When it was mooted that children from low-decile schools should be offered free food, as far too many kids were going hungry and finding it difficult to concentrate on their lessons, there was a chorus of disapproval from those who felt that such a scheme was simply allowing parents to opt out of their responsibilities.

Feeding hungry kids would just perpetuate welfare dependency, according to the naysayers.

Again, that's a relatively new attitude for this country. We used to feel that we were all responsible for the most vulnerable in our society - now it's all about looking after yourself.

So I suppose it's not really surprising that the Auckland Council wants to introduce a bylaw banning beggars. There's a draft proposal to ban people asking for food or money in a manner that is likely to intimidate or cause a nuisance.

I hope that includes professional charity collectors, who I find far more intimidating than the poor souls sitting in doorways or beside ATMs.

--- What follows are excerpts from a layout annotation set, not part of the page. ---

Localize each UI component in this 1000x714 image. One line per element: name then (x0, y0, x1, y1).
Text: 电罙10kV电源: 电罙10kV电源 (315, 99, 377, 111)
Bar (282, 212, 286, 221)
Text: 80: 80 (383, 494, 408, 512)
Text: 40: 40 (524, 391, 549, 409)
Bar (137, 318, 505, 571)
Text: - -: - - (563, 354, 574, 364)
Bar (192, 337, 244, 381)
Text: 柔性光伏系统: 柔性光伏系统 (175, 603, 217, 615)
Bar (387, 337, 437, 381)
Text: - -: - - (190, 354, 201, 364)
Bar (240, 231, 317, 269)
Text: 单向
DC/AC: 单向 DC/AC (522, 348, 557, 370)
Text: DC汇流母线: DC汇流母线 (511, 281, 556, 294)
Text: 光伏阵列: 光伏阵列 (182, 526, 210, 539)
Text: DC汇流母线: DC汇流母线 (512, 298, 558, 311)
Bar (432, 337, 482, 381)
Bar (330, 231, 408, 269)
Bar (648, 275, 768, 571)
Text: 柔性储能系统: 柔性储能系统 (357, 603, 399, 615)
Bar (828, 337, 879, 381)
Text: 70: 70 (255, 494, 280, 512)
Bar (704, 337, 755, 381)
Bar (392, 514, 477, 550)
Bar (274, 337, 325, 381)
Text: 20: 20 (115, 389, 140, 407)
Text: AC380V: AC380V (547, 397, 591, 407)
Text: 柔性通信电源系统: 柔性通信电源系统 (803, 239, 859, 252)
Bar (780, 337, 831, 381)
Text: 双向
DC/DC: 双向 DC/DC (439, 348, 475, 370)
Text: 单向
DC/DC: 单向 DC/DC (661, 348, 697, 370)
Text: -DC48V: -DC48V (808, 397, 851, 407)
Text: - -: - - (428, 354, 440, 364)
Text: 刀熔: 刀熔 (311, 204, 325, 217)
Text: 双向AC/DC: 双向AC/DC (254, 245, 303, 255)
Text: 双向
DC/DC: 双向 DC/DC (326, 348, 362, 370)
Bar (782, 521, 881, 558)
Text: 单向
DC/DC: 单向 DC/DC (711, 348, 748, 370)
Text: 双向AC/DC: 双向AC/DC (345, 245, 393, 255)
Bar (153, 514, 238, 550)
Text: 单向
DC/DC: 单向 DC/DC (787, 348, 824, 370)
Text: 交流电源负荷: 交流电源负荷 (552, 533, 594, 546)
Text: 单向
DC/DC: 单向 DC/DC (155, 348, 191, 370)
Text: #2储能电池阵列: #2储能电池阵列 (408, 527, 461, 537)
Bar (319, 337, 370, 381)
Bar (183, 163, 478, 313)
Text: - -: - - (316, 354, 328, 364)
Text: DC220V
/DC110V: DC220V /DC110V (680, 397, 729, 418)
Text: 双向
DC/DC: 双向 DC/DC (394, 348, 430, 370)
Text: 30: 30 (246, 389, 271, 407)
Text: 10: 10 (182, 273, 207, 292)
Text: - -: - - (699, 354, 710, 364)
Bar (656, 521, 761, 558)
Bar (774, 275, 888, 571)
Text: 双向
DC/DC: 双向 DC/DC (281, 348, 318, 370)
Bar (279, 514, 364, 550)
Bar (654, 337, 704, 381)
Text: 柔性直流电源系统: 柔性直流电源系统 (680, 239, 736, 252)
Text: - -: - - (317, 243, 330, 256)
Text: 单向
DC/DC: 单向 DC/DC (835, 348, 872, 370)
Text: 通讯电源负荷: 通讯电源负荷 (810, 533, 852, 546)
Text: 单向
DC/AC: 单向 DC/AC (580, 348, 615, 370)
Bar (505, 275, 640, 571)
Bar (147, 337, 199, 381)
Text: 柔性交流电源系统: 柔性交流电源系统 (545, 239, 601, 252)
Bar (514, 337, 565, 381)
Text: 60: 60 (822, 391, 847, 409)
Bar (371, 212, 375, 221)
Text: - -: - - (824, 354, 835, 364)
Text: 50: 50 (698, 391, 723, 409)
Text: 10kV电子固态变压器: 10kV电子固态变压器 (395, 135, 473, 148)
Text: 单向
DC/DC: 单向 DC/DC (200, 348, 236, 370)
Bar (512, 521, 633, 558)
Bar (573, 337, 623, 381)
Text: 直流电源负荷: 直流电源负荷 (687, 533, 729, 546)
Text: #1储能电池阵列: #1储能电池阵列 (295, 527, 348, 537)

I can feel sympathy for a person who appears genuinely down on their luck; I'm not quite so empathetic to those shiny-faced young people, all faux bonhomie and toothy smiles, wanting to shake me down for one deserving cause after another.

I might be more inclined to give them cash if they were doing it because they genuinely believed in their cause - such as the collectors from Surf Life Saving NZ or the Breast Cancer Foundation - but collectors who are paid by the hour can be aggressive and confrontational if you don't buy into their spiel.

According to the council, there are five complaints about beggars a month - hardly sufficient to warrant the time and debate this draft bylaw has generated.

I don't like seeing beggars on the street, not anywhere in the world. I'd like to think we could all live relatively decent lives but beggars are a visible sign that some people are doing it tough.

Maybe it's because of their addictions, maybe because of other frailties - whatever the reason, I'm sure nobody set out in life thinking they would end up begging in the streets.

Times and the people have changed. We didn't used to have beggars. But then we didn't used to have callous, ostentatious rich pricks, either.